25: Brassiere Basics

25: Brassiere Basics

From Chicken Soup for the Soul: Just Us Girls

Brassiere Basics

Friends are like bras: close to your heart and there for support.

~Donna Roberts

I’m a big girl. You know — curvy. Feminine. Buxom. Which, of course, leads to the inevitable need for a bra. I say need, here, in the most fundamental sense. I don’t wear one to ensure a “smoother profile” or “better posture” — two of the many lies promulgated by bra manufacturers. No. My motivation for struggling into one each and every day is more a sense of self-preservation. You see, after breastfeeding three babies, they’ve become a tripping hazard. I can’t say for sure, but my guess is that I’d be violating an OSHA mandate if I didn’t keep “the girls” safely contained — for my own safety, and the safety of others.

Why am I exposing myself (figuratively and a bit literally) writing about such things? It’s all my bestie’s fault. She is one of those people who is funny, cute, and always looks pulled together and neat. During a break in a conference we attended together, she commented about how much she loved my dress, and asked me to take off my jacket so she could see the back. Thrilled to have impressed my fashionista friend, I started to slip my arm out of the sleeve, and then froze. I hemmed. I hawed. I made excuses, and blushed furiously. Finally, I had no choice but to admit the truth — I couldn’t take my jacket off because the halter neckline of the dress would expose the back of my bra. Usually, this would not be a problem between buddies. However, my bra on that particular day looked like something out of a redneck fix-it shop. You can see, then, why I was hesitant to show it off.

The implement itself wasn’t all that unusual. It was your typical Walmart bra — white, with a three-hook closure in the back, and made for nursing. The problem was, I hadn’t nursed a baby in two years. Since the time it was purchased I had gained some girth, and had added a handy extender to give me some extra breathing room. The extender was black. And six hooks wide. And had been repaired in hot-pink thread. I might as well have used duct tape and baling twine. The final result couldn’t have been much worse.

My friend, being the intuitive gal that she is, began to throw questions my way about the offending item of clothing. In short order she had guessed that I was ashamed to show it because it was a nursing bra, despite the fact that I was no longer a nursing mother. Thankfully, she accepted that as the reason why I was hesitant to flash some skin and show off the back of my dress, so I was spared the embarrassment of having to actually reveal my neon stitches and mismatched extender. I did, however, have to sit through a mild chiding about the importance of finding the right bra. Arguing was out of the question — partly because I knew I deserved the lecture, and partly because I was afraid she’d want to point something out and discover just how shockingly bad my undergarment really was.
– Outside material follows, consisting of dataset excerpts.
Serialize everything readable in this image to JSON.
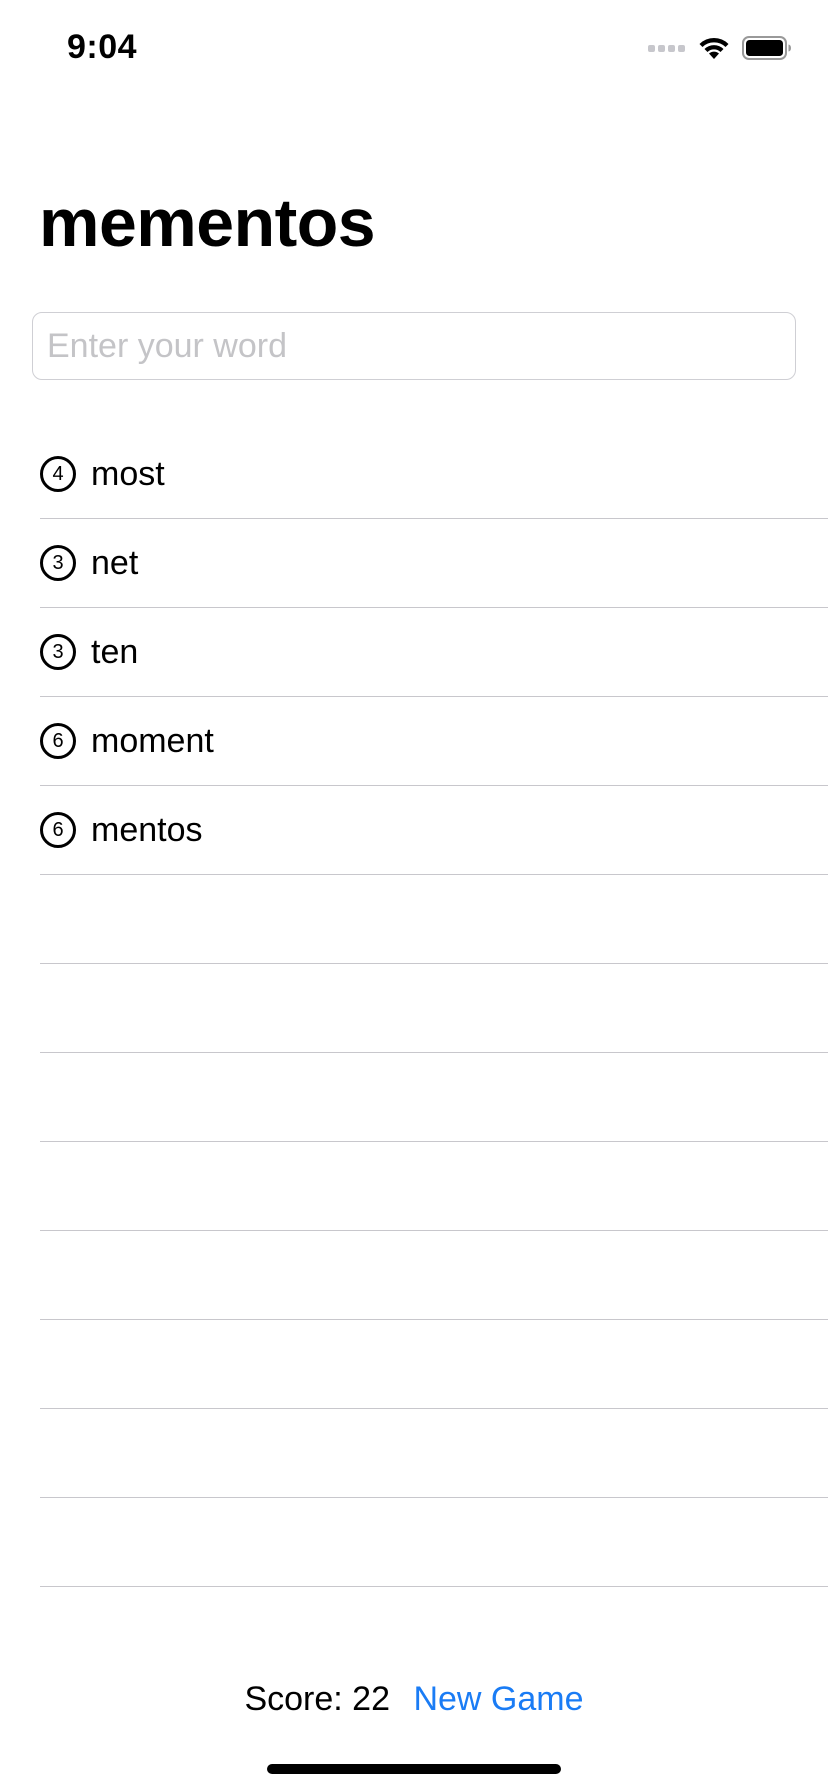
{
  "status_bar": {
    "time": "9:04",
    "icons": [
      "signal-icon",
      "wifi-icon",
      "battery-icon"
    ]
  },
  "header": {
    "title": "mementos"
  },
  "input": {
    "placeholder": "Enter your word",
    "value": ""
  },
  "words": [
    {
      "count": "4",
      "word": "most"
    },
    {
      "count": "3",
      "word": "net"
    },
    {
      "count": "3",
      "word": "ten"
    },
    {
      "count": "6",
      "word": "moment"
    },
    {
      "count": "6",
      "word": "mentos"
    },
    {
      "count": "",
      "word": ""
    },
    {
      "count": "",
      "word": ""
    },
    {
      "count": "",
      "word": ""
    },
    {
      "count": "",
      "word": ""
    },
    {
      "count": "",
      "word": ""
    },
    {
      "count": "",
      "word": ""
    },
    {
      "count": "",
      "word": ""
    },
    {
      "count": "",
      "word": ""
    }
  ],
  "footer": {
    "score_label": "Score: 22",
    "new_game_label": "New Game"
  },
  "colors": {
    "accent": "#1a7cf5",
    "separator": "#c8c7cc",
    "placeholder": "#c4c4c7"
  }
}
At any rate, she was right. Since then, I’ve tried to be more mindful of my choice in brassieres. I no longer own a single nursing bra, and am down to just one extender, which happens to be the same color and width as the bra it is affixed to. Moreover, just last week I actually discarded a bra after the underwire broke, rather than simply pulling both wires out and continuing to wear it as-is, which is (I’m ashamed to say) something I’ve done in the past (hey, at least it’s economical).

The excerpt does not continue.